Die Klägerin und Revisionsklägerin (Klägerin) ist Alleinerbin ihres 2010 verstorbenen Vaters (V), nachdem ihre Mutter (M) als testamentarisch eingesetzte Erbin die Erbschaft nach V ausgeschlagen hat. Zum Nachlass gehört u.a. ein Miteigentumsanteil zu 1/2 an einer Eigentumswohnung. V hat zusammen mit M die Wohnung bis zu seinem Tod selbst bewohnt. Nach dem Tod des V wohnt M weiterhin in der Wohnung. Die Klägerin überlässt M ihren hälftigen Miteigentumsanteil unentgeltlich zur Nutzung. Sie selbst übernachtet dort gelegentlich und nutzt einen Raum der Wohnung für die Verwaltung des Nachlasses.

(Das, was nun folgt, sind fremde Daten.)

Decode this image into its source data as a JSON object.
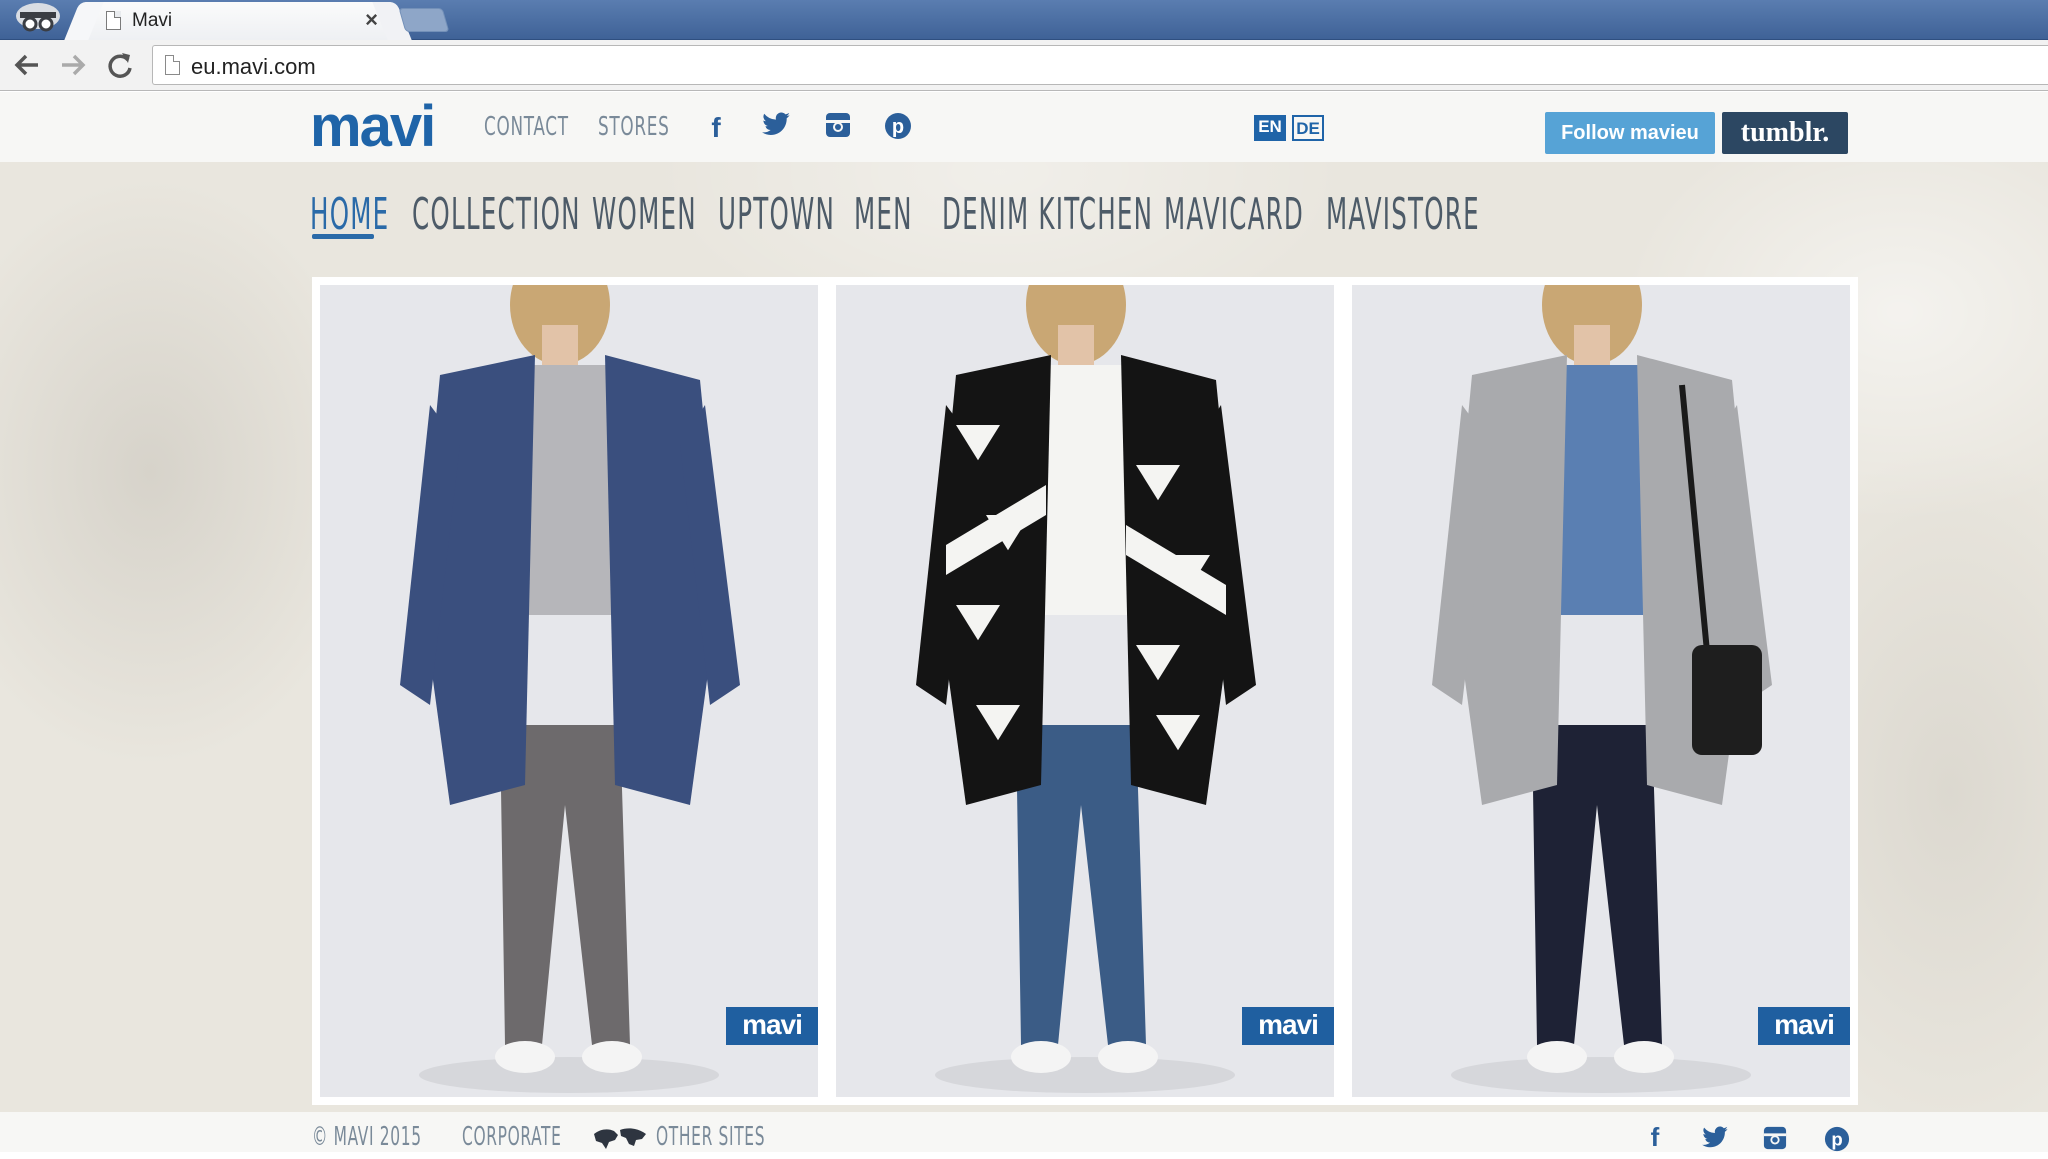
{
  "browser": {
    "tab_title": "Mavi",
    "tab_close": "×",
    "url": "eu.mavi.com"
  },
  "header": {
    "logo": "mavi",
    "links": [
      "CONTACT",
      "STORES"
    ],
    "social_icons": [
      "facebook-icon",
      "twitter-icon",
      "instagram-icon",
      "pinterest-icon"
    ],
    "languages": [
      "EN",
      "DE"
    ],
    "follow_label": "Follow mavieu",
    "tumblr_label": "tumblr."
  },
  "nav": {
    "items": [
      "HOME",
      "COLLECTION",
      "WOMEN",
      "UPTOWN",
      "MEN",
      "DENIM KITCHEN",
      "MAVICARD",
      "MAVISTORE"
    ],
    "active": "HOME"
  },
  "gallery": {
    "badge": "mavi",
    "cards": [
      {
        "coat": "#3a4f7e",
        "coat_inner": "#b6b6ba",
        "pants": "#6d6a6c"
      },
      {
        "coat": "#141414",
        "coat_inner": "#f4f4f2",
        "pants": "#3b5c86"
      },
      {
        "coat": "#a9aaad",
        "coat_inner": "#5a7fb2",
        "pants": "#1e2235"
      }
    ]
  },
  "footer": {
    "copyright": "© MAVI 2015",
    "corporate": "CORPORATE",
    "other_sites": "OTHER SITES"
  },
  "colors": {
    "brand": "#1f64a8",
    "tumblr": "#2c4762",
    "follow": "#56a3d6"
  }
}
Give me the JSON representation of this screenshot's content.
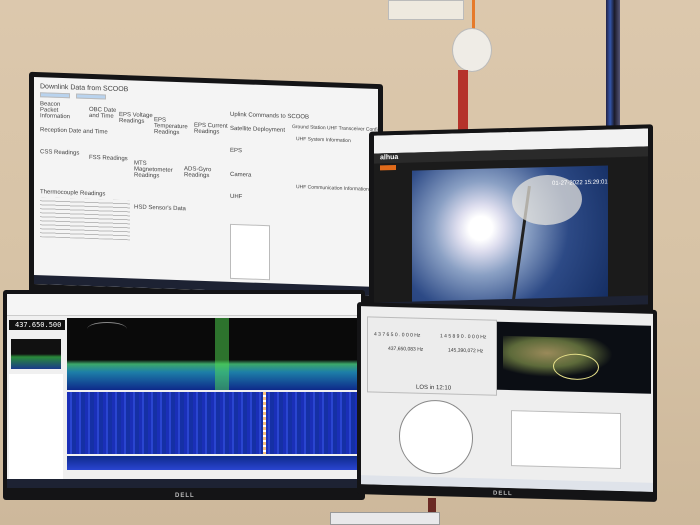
{
  "monitor_tl": {
    "title": "Downlink Data from SCOOB",
    "sections": [
      "Beacon Packet Information",
      "OBC Date and Time",
      "EPS Voltage Readings",
      "EPS Temperature Readings",
      "EPS Current Readings",
      "Reception Date and Time",
      "CSS Readings",
      "FSS Readings",
      "MTS Magnetometer Readings",
      "ADS-Gyro Readings",
      "Thermocouple Readings",
      "HSD Sensor's Data"
    ],
    "uplink_title": "Uplink Commands to SCOOB",
    "uplink_sections": [
      "Satellite Deployment",
      "EPS",
      "Camera",
      "UHF"
    ],
    "gs_title": "Ground Station UHF Transceiver Configuration",
    "gs_sections": [
      "UHF System Information",
      "UHF Communication Information"
    ]
  },
  "monitor_tr": {
    "logo": "alhua",
    "timestamp": "01-27-2022 15:29:01"
  },
  "monitor_bl": {
    "frequency": "437.650.500"
  },
  "monitor_br": {
    "downlink_freq": "4 3 7 6 5 0 . 0 0 0 Hz",
    "uplink_freq": "1 4 5 8 9 0 . 0 0 0 Hz",
    "radio_dl": "437,650,083 Hz",
    "radio_ul": "145,390,072 Hz",
    "los": "LOS in 12:10"
  },
  "brand": "DELL"
}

 In ihrer Erbschaftsteuererklärung beantragte die Klägerin für den Erwerb des hälftigen Miteigentumsanteils an der Wohnung die Steuerbefreiung nach § 13 Abs. 1 Nr. 4c ErbStG. Das Finanzamt verweigerte die beantragte Steuerbefreiung. Die unentgeltliche Überlassung des Miteigentumsanteils an M stelle keine Selbstnutzung zu eigenen Wohnzwecken i.S.d. § 13 Abs. 1 Nr. 4c ErbStG dar.

Der Einspruch und die Klage (EFG 2015, 1286) blieben erfolglos.

Mit ihrer Revision macht die Klägerin eine Verletzung des § 13 Abs. 1 Nr. 4c ErbStG geltend. Auch die unentgeltliche Überlassung an einen nahen Angehörigen sei eine Selbstnutzung der Wohnung. Die Besonderheiten des Streitfalls erforderten eine Ausdehnung der Steuerbefreiung.

Rechtliche Wertung

Auch der Senat verneint eine steuerbefreiende Selbstnutzung der Eigentumswohnung.

Eine Wohnung sei nur dann zur Selbstnutzung zu eigenen Wohnzwecken bestimmt, wenn der Erwerber die Absicht habe, die Wohnung selbst zu eigenen Wohnzwecken zu nutzen, und diese Absicht auch tatsächlich umsetze. Die Feststellung der Absicht des Erwerbers zur Selbstnutzung erfordere, dass der Erwerber in die Wohnung einziehe und sie als Familienheim für eigene Wohnzwecke nutze (BFH, BFHE 250, 203). Eine bloße Widmung zur Selbstnutzung durch den Erwerber, beispielsweise durch Angabe in der Erbschaftsteuererklärung, reiche nicht aus (BFH, a.a.O.).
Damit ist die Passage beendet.